Çünkü öfkelendiğimde de bedenim bu şekilde bana öfkemi anlatıyor. Öfke ise şiddete dönüşüyor, bağırıyorum, küfür ediyorum, hatta vurup kırıyorum. Ama böyle davrandığımda hem o insanlarla ilişkilerim bozuluyor hem de “daha iyi bir ben” olamıyorum. Ben daha iyi bir ben olmak istiyorum. Hem kendim, hem ailem, temsil ettiğim değerler, hem de hitap ettiğim beni seven milyonlar karşısında…”. “Hem Chris benim arkadaşım, bu yaptığının hoşuma gitmediğini ona anlatabilirim. Ona kırmak yerine ona ihtiyacımı söylersem ilişkimize zarar vermemiş olurum.”
Belki o an tüm bunları düşünmek zor olabilir. Ama en azından ilk yapmamız gereken şeyin “Dur ve Düşün” olduğunu bilmemiz bile istemediğimiz şeyleri yapmamızı engeller. Baş etmesi zor duygularla karşı karşıya kaldığımızda tepkisel değil, karşılık vererek davranmak zaman alır, zamanla öğrenilir.

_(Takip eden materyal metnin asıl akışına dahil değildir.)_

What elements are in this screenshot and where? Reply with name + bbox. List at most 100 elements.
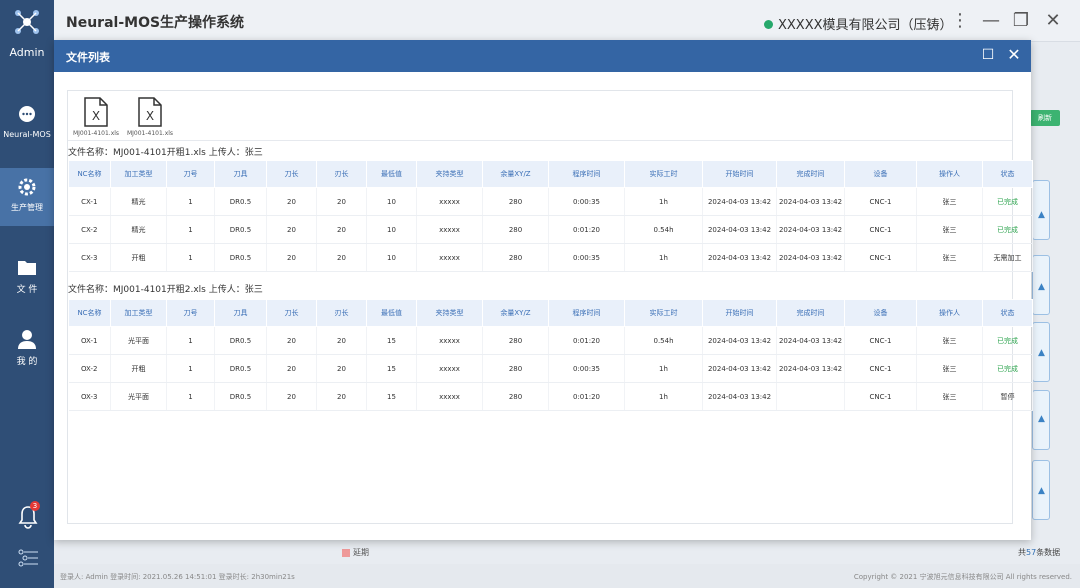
footer: 登录人: Admin 登录时间: 2021.05.26 14:51:01 登录时… — [54, 564, 1080, 588]
section-label-2: 文件名称：MJ001-4101开粗2.xls 上传人：张三 — [68, 285, 263, 295]
table-cell: 2024-04-03 13:42 — [776, 215, 845, 244]
refresh-button[interactable]: 刷新 — [1030, 110, 1060, 126]
table-cell: 15 — [366, 382, 417, 411]
sidebar-item-neural-mos[interactable]: Neural-MOS — [0, 96, 54, 154]
table-cell: 20 — [266, 215, 317, 244]
arrow-up-icon[interactable]: ▲ — [1038, 486, 1045, 496]
table-cell: 2024-04-03 13:42 — [702, 187, 777, 216]
table-cell: DR0.5 — [214, 215, 267, 244]
table-cell: 15 — [366, 326, 417, 355]
table-cell: DR0.5 — [214, 354, 267, 383]
table-cell: 暂停 — [982, 382, 1033, 411]
table-cell: OX-2 — [68, 354, 111, 383]
user-name: Admin — [9, 46, 45, 59]
sidebar-item-files[interactable]: 文 件 — [0, 248, 54, 306]
table-cell: CNC-1 — [844, 215, 917, 244]
table-cell: 无需加工 — [982, 243, 1033, 272]
column-header: 刀号 — [166, 299, 215, 327]
table-row[interactable]: OX-2 开粗 1 DR0.5 20 20 15 xxxxx 280 0:00:35 1h 2024-… — [68, 354, 1033, 383]
table-cell: 280 — [482, 354, 549, 383]
sidebar: Admin Neural-MOS 生产管理 文 件 我 的 3 — [0, 0, 54, 588]
online-status-icon — [764, 20, 773, 29]
table-cell: CNC-1 — [844, 187, 917, 216]
file-attachments: X MJ001-4101.xls X MJ001-4101.xls — [68, 95, 1012, 141]
table-cell: 光平面 — [110, 326, 167, 355]
arrow-up-icon[interactable]: ▲ — [1038, 348, 1045, 358]
table-header-row: NC名称 加工类型 刀号 刀具 刀长 刃长 最低值 夹持类型 余量XY/Z 程序时间 实际工时 开始时… — [68, 299, 1033, 327]
table-cell: xxxxx — [416, 354, 483, 383]
file-list-dialog: 文件列表 ☐ ✕ X MJ001-4101.xls X MJ001-4101.x… — [54, 40, 1033, 540]
dialog-header: 文件列表 ☐ ✕ — [54, 40, 1031, 72]
table-cell: 20 — [266, 187, 317, 216]
maximize-icon[interactable]: ☐ — [979, 46, 997, 64]
column-header: 实际工时 — [624, 299, 703, 327]
table-cell: 1 — [166, 243, 215, 272]
delay-label: 延期 — [353, 548, 369, 557]
menu-tree-icon[interactable] — [16, 548, 40, 568]
table-cell: 10 — [366, 187, 417, 216]
delay-color-swatch — [342, 548, 350, 557]
arrow-up-icon[interactable]: ▲ — [1038, 210, 1045, 220]
table-cell: xxxxx — [416, 243, 483, 272]
table-row[interactable]: CX-2 精光 1 DR0.5 20 20 10 xxxxx 280 0:01:20 0.54h 20… — [68, 215, 1033, 244]
column-header: 操作人 — [916, 299, 983, 327]
table-cell: CX-3 — [68, 243, 111, 272]
column-header: 余量XY/Z — [482, 299, 549, 327]
table-cell: 280 — [482, 326, 549, 355]
column-header: NC名称 — [68, 299, 111, 327]
table-cell: CNC-1 — [844, 354, 917, 383]
user-icon — [18, 330, 36, 349]
table-cell: 20 — [316, 326, 367, 355]
table-cell: 精光 — [110, 215, 167, 244]
table-cell: 2024-04-03 13:42 — [702, 326, 777, 355]
table-cell: 张三 — [916, 243, 983, 272]
table-cell: 1 — [166, 354, 215, 383]
column-header: 刀长 — [266, 160, 317, 188]
table-cell: 20 — [316, 243, 367, 272]
table-cell: CX-1 — [68, 187, 111, 216]
table-cell: 2024-04-03 13:42 — [702, 354, 777, 383]
file-attachment[interactable]: X MJ001-4101.xls — [68, 97, 124, 137]
restore-icon[interactable]: ❐ — [1010, 10, 1032, 32]
table-cell: 1 — [166, 215, 215, 244]
dialog-close-icon[interactable]: ✕ — [1005, 46, 1023, 64]
table-cell: 张三 — [916, 382, 983, 411]
sidebar-item-production[interactable]: 生产管理 — [0, 168, 54, 226]
column-header: 刀号 — [166, 160, 215, 188]
sidebar-item-mine[interactable]: 我 的 — [0, 320, 54, 378]
table-cell: 2024-04-03 13:42 — [776, 243, 845, 272]
close-icon[interactable]: ✕ — [1042, 10, 1064, 32]
table-cell: xxxxx — [416, 382, 483, 411]
column-header: 刀具 — [214, 299, 267, 327]
logo-icon — [15, 10, 39, 34]
column-header: 夹持类型 — [416, 299, 483, 327]
table-cell: 1 — [166, 382, 215, 411]
file-name: MJ001-4101.xls — [72, 130, 120, 137]
table-row[interactable]: OX-3 光平面 1 DR0.5 20 20 15 xxxxx 280 0:01:20 1h 2024… — [68, 382, 1033, 411]
count-prefix: 共 — [1018, 548, 1026, 557]
table-row[interactable]: OX-1 光平面 1 DR0.5 20 20 15 xxxxx 280 0:01:20 0.54h 2… — [68, 326, 1033, 355]
delay-legend: 延期 — [342, 547, 369, 558]
column-header: 最低值 — [366, 160, 417, 188]
table-cell: 2024-04-03 13:42 — [776, 326, 845, 355]
table-row[interactable]: CX-3 开粗 1 DR0.5 20 20 10 xxxxx 280 0:00:35 1h 2024-… — [68, 243, 1033, 272]
table-cell: 开粗 — [110, 354, 167, 383]
table-cell: CNC-1 — [844, 243, 917, 272]
minimize-icon[interactable]: — — [980, 10, 1002, 32]
table-cell: 已完成 — [982, 187, 1033, 216]
table-cell: 20 — [316, 215, 367, 244]
table-body: OX-1 光平面 1 DR0.5 20 20 15 xxxxx 280 0:01:20 0.54h 2… — [68, 326, 1033, 411]
file-attachment[interactable]: X MJ001-4101.xls — [122, 97, 178, 137]
column-header: 刀长 — [266, 299, 317, 327]
arrow-up-icon[interactable]: ▲ — [1038, 414, 1045, 424]
table-cell: 20 — [266, 354, 317, 383]
more-icon[interactable]: ⋮ — [949, 10, 971, 32]
table-cell: 20 — [316, 382, 367, 411]
table-row[interactable]: CX-1 精光 1 DR0.5 20 20 10 xxxxx 280 0:00:35 1h 2024-… — [68, 187, 1033, 216]
table-header-row: NC名称 加工类型 刀号 刀具 刀长 刃长 最低值 夹持类型 余量XY/Z 程序时间 实际工时 开始时… — [68, 160, 1033, 188]
top-bar: Neural-MOS生产操作系统 XXXXX模具有限公司（压铸） ⋮ — ❐ ✕ — [54, 0, 1080, 42]
table-cell: OX-3 — [68, 382, 111, 411]
arrow-up-icon[interactable]: ▲ — [1038, 282, 1045, 292]
chat-icon — [19, 106, 35, 122]
table-cell: 280 — [482, 382, 549, 411]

Farkındalığımızı bedenimize ve çevremize çevirmek, nefesimizi düzenlemek, odaklanmak, esneme hareketleri yapmak, sağlıklı beslenmek gibi günlük egzersizler değerli. En önemlisi ruh bakımını ihmal etmemek. Bireyin kendisine değer vermesi, öz-şefkat göstermesi, kendisine, bedenine ve ruhuna iyi gelen şeylerle ilgilenmesi ve en önemlisi doğada olması…
İçimizdeki Smith’lere tavsiyelerimdir.